Every once in a while there comes along a true-crime story so sordid you'd rather not see the movie. The story of the Kissel brothers--two rich financier brothers, each brutally murdered in his own unique way--is "tragic" and "sad" say the papers, above all because the two left behind five now-fatherless children.
One brother, Robert, a successful financier in Hong Kong, was sedated (with a pill-laced strawberry milkshake) and beaten to death (with a metal figurine) by his wife. The other brother, Andrew, a once phenomenally rich real estate developer, was just murdered last week, stabbed to death in his Greenwich mansion. Frankly, it all sounds like a bad Hollywood pitch, an amateurish Desperate Housewives meets Dynasty meets CSI: Connecticut.
Except it's much too distasteful even to thrill, which is exactly why I'd like to lay out a few details that are just way to unbearably and deliciously unpleasant to have been invented.
Robert's wife, Nancy, now serving a life term for murder, claimed at her trial that her husband abused alcohol and cocaine and repeatedly forced anal sex on her. Oh! right--and she was also having an affair with a Vermont TV repairman. If my husband were a coked-up butt-rapist, I'd probably do the same. Well, maybe not a Vermont TV repairman--maybe Brooklyn. Maybe a plumber.

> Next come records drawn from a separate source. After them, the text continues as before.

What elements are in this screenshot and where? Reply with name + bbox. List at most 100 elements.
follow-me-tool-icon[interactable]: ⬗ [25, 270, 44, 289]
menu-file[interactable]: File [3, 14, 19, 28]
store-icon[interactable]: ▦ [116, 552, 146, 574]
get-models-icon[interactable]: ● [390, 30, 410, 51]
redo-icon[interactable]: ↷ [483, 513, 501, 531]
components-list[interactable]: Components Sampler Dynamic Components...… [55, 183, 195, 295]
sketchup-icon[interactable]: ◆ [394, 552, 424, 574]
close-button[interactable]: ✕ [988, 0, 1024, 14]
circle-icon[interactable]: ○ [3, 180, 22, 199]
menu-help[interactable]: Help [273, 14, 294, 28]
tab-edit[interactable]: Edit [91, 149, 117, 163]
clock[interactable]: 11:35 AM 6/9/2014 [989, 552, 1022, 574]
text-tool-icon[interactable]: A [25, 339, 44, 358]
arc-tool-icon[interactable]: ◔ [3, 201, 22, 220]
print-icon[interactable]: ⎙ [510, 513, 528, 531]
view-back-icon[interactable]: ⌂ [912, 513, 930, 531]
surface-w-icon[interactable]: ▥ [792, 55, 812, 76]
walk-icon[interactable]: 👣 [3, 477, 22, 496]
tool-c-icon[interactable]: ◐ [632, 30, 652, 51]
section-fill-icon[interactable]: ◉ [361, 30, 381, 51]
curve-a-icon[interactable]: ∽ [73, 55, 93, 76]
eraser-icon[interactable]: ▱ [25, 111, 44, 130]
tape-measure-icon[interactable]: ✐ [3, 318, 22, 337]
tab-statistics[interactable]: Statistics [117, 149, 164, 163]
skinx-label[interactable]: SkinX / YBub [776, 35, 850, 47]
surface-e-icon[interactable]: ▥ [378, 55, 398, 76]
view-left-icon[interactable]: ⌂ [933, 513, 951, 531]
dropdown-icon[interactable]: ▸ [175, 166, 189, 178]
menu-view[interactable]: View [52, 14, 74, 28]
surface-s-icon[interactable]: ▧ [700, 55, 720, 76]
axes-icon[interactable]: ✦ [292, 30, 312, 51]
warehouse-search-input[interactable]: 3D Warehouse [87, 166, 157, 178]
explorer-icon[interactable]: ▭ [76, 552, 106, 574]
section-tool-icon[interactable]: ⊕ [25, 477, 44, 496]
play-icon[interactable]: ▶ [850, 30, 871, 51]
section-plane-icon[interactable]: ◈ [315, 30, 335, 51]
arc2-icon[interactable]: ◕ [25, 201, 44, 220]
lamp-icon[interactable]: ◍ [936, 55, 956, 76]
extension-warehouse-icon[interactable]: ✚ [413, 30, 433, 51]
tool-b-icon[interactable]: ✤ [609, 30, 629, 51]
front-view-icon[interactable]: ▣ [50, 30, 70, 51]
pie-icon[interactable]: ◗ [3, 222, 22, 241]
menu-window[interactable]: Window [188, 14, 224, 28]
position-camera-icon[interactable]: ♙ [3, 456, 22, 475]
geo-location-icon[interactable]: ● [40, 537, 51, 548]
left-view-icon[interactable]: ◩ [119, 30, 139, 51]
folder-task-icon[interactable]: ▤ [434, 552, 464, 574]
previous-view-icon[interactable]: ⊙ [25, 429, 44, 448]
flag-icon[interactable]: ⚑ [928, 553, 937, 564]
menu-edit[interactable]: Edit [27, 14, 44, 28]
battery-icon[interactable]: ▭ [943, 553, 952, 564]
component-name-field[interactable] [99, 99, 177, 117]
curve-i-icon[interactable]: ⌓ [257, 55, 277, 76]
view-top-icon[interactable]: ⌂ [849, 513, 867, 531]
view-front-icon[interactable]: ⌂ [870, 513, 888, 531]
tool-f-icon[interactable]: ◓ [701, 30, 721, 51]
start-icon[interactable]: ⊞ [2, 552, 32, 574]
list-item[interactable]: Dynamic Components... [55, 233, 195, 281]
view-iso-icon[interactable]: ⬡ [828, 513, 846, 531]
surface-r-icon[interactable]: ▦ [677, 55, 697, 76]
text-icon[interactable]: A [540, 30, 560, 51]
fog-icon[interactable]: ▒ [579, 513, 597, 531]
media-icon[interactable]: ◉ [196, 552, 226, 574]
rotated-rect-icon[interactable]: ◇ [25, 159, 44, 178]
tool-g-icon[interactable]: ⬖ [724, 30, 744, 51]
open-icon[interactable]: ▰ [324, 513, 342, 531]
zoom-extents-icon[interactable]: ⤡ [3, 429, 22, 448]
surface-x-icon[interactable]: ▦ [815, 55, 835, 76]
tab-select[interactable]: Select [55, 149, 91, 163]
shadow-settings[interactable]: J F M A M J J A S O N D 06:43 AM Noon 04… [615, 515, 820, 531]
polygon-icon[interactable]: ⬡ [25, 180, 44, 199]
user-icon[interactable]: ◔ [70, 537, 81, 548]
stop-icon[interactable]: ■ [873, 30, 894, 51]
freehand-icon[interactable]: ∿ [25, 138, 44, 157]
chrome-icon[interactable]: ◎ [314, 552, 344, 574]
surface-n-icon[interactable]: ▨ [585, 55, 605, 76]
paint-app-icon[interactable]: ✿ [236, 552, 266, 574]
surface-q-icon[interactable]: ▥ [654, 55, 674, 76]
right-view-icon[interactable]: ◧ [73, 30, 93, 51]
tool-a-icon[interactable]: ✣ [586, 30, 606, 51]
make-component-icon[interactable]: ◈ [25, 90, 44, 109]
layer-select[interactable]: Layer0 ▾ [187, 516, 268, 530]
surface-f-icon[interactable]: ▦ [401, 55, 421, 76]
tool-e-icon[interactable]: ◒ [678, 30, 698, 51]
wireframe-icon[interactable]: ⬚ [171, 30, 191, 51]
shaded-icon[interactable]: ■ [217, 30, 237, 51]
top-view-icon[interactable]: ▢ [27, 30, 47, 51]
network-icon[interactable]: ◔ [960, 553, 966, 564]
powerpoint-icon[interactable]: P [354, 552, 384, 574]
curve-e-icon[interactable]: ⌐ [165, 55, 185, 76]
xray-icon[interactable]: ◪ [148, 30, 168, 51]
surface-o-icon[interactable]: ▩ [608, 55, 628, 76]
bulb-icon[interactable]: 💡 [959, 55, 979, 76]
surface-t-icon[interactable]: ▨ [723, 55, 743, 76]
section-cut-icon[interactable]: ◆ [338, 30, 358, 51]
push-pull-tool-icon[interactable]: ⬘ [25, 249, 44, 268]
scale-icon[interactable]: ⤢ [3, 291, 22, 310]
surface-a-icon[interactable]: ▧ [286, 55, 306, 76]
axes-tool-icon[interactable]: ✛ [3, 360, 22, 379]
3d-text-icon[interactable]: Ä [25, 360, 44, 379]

And Andrew, who once lived in a tony Manhattan co-op, owned a multi-million dollar yacht, collected classic cars, and was renting his Greenwich mansion for a respectable $14,300 a month, was evidently also a lush who drank in front of his kids--and a big-time thief who was all set to admit in court last week that he'd defrauded financial companies out of tens of millions of dollars. And his wife was divorcing him--and he was asking her for alimony. The good news though, is that Andrew had a $15 million life insurance policy. And that there was no sign of a break-in at his house, which means his killer just walked right in, invited...
The papa of these two dead gentleman says that if Andrew actually arranged his own hit it was an incredibly unselfish thing to do. But here's what I wanna know from papa: if you spawned these creatures... what did you do to them? Not to point fingers or do any gratuitous armchair psycho-analyzing, but your two boys were sad sick fucks and it's kinda hard to see that coming out of nowhere. I'm just saying. It's possible, of course, but what are strange bunch of coincidences.
Most of the reports of the affair feel bad for the kids, fatherless and burdened with this sordid legacy, but it's important to remember there's a grandpa still in picture. Wanna sit on his knee, kids?